Engineers are also risk-averse. Every change you make to the system can possibly de-stabilize it, so engineers like to leave a running system alone. Fred Brooks writes in The Mythical Man-Month that every change has about a 50% chance of introducing a new bug. Two steps forward, one step backwards.

But laziness and risk-aversion can be really negative attributes. How can you ever make any progress if you never touch the system? What if WordPerfect 5.1 was still the state of the art in 2003? We’d be missing out on a decade of improvements like WYSIWYG.

Consider the hypothetical case of the guy who’s trying to get the other 599 engineers at the company to upgrade their web servers to version N, when the vast majority of folks are still running version M.

If I’m happily running version M, what’s my incentive to upgrade? Sure, the guy who maintains the web server says it’s got some great new features, is faster, gives you some better management tools, and fixes a couple of bugs. But I don’t have time to skim the README to see if any of those features would be useful to me.
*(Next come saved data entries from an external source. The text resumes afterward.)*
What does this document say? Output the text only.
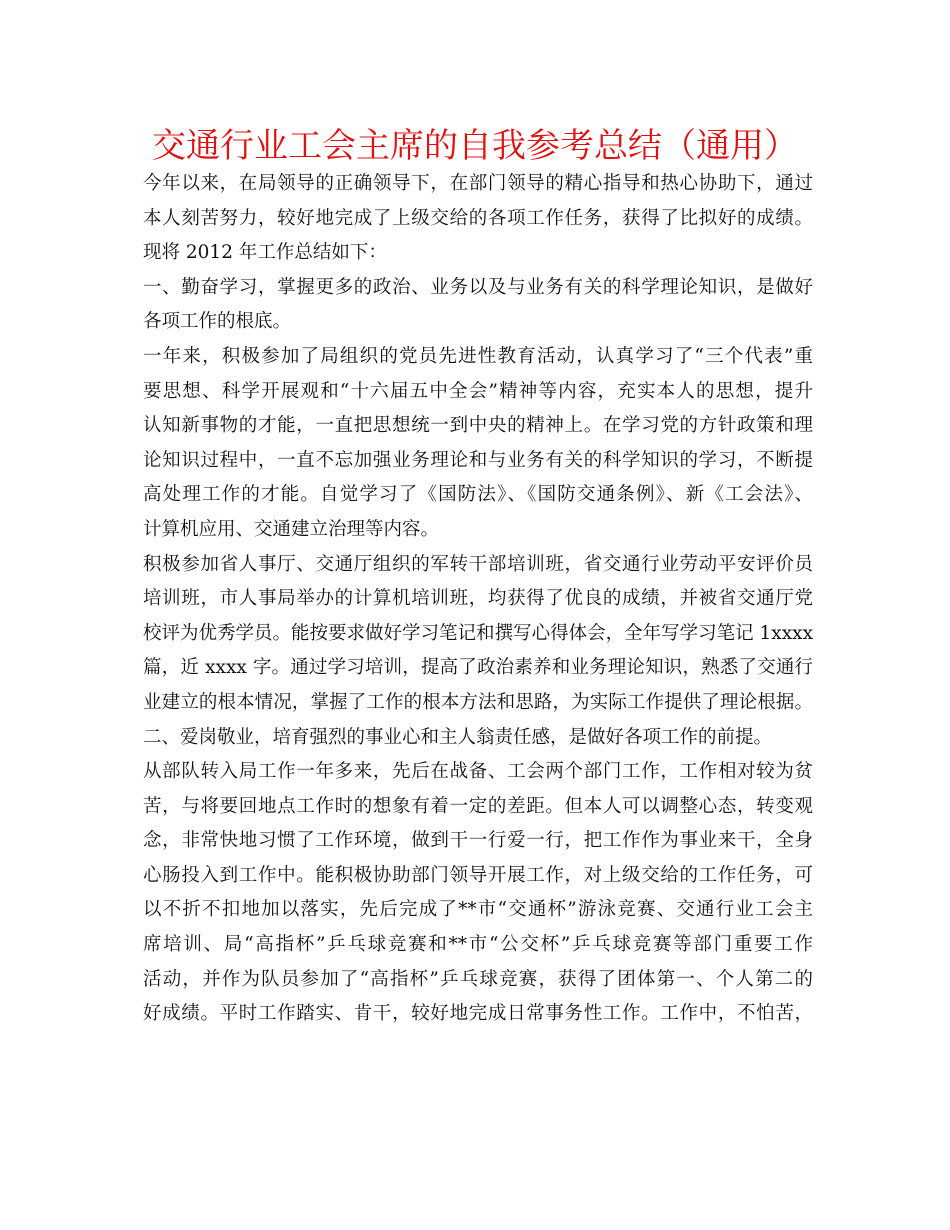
交通行业工会主席的自我参考总结（通用）
今年以来，在局领导的正确领导下，在部门领导的精心指导和热心协助下，通过
本人刻苦努力，较好地完成了上级交给的各项工作任务，获得了比拟好的成绩。
现将 2012 年工作总结如下：
一、勤奋学习，掌握更多的政治、业务以及与业务有关的科学理论知识，是做好
各项工作的根底。
一年来，积极参加了局组织的党员先进性教育活动，认真学习了“三个代表”重
要思想、科学开展观和“十六届五中全会”精神等内容，充实本人的思想，提升
认知新事物的才能，一直把思想统一到中央的精神上。在学习党的方针政策和理
论知识过程中，一直不忘加强业务理论和与业务有关的科学知识的学习，不断提
高处理工作的才能。自觉学习了《国防法》、《国防交通条例》、新《工会法》、
计算机应用、交通建立治理等内容。
积极参加省人事厅、交通厅组织的军转干部培训班，省交通行业劳动平安评价员
培训班，市人事局举办的计算机培训班，均获得了优良的成绩，并被省交通厅党
校评为优秀学员。能按要求做好学习笔记和撰写心得体会，全年写学习笔记 1xxxx
篇，近 xxxx 字。通过学习培训，提高了政治素养和业务理论知识，熟悉了交通行
业建立的根本情况，掌握了工作的根本方法和思路，为实际工作提供了理论根据。
二、爱岗敬业，培育强烈的事业心和主人翁责任感，是做好各项工作的前提。
从部队转入局工作一年多来，先后在战备、工会两个部门工作，工作相对较为贫
苦，与将要回地点工作时的想象有着一定的差距。但本人可以调整心态，转变观
念，非常快地习惯了工作环境，做到干一行爱一行，把工作作为事业来干，全身
心肠投入到工作中。能积极协助部门领导开展工作，对上级交给的工作任务，可
以不折不扣地加以落实，先后完成了**市“交通杯”游泳竞赛、交通行业工会主
席培训、局“高指杯”乒乓球竞赛和**市“公交杯”乒乓球竞赛等部门重要工作
活动，并作为队员参加了“高指杯”乒乓球竞赛，获得了团体第一、个人第二的
好成绩。平时工作踏实、肯干，较好地完成日常事务性工作。工作中，不怕苦，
Version M seems just fine to me, and something could go wrong if I go to version N.

Most importantly, senior management does not require that I pay any attention to the guy who maintains the web server. Even if I procmail all of the web server guy’s messages into /dev/null, I can still get a good review at the end of the year just for keeping my crappy property up and running.

The bummer for the guy who works on the web server is that he also happens to be one of the folks who spent the past 2 years trying to improve development process at the company. He helped build a software package-management tool that can tell you in near-realtime what versions of what software are installed on what servers. And when he checks the stats, he finds out that a lot of folks are running really old versions of the web server: versions J, K, and L. Getting people to upgrade to version N is going to be even more difficult.

Maybe this explains why most of his co-workers are still running Netscape 4.08.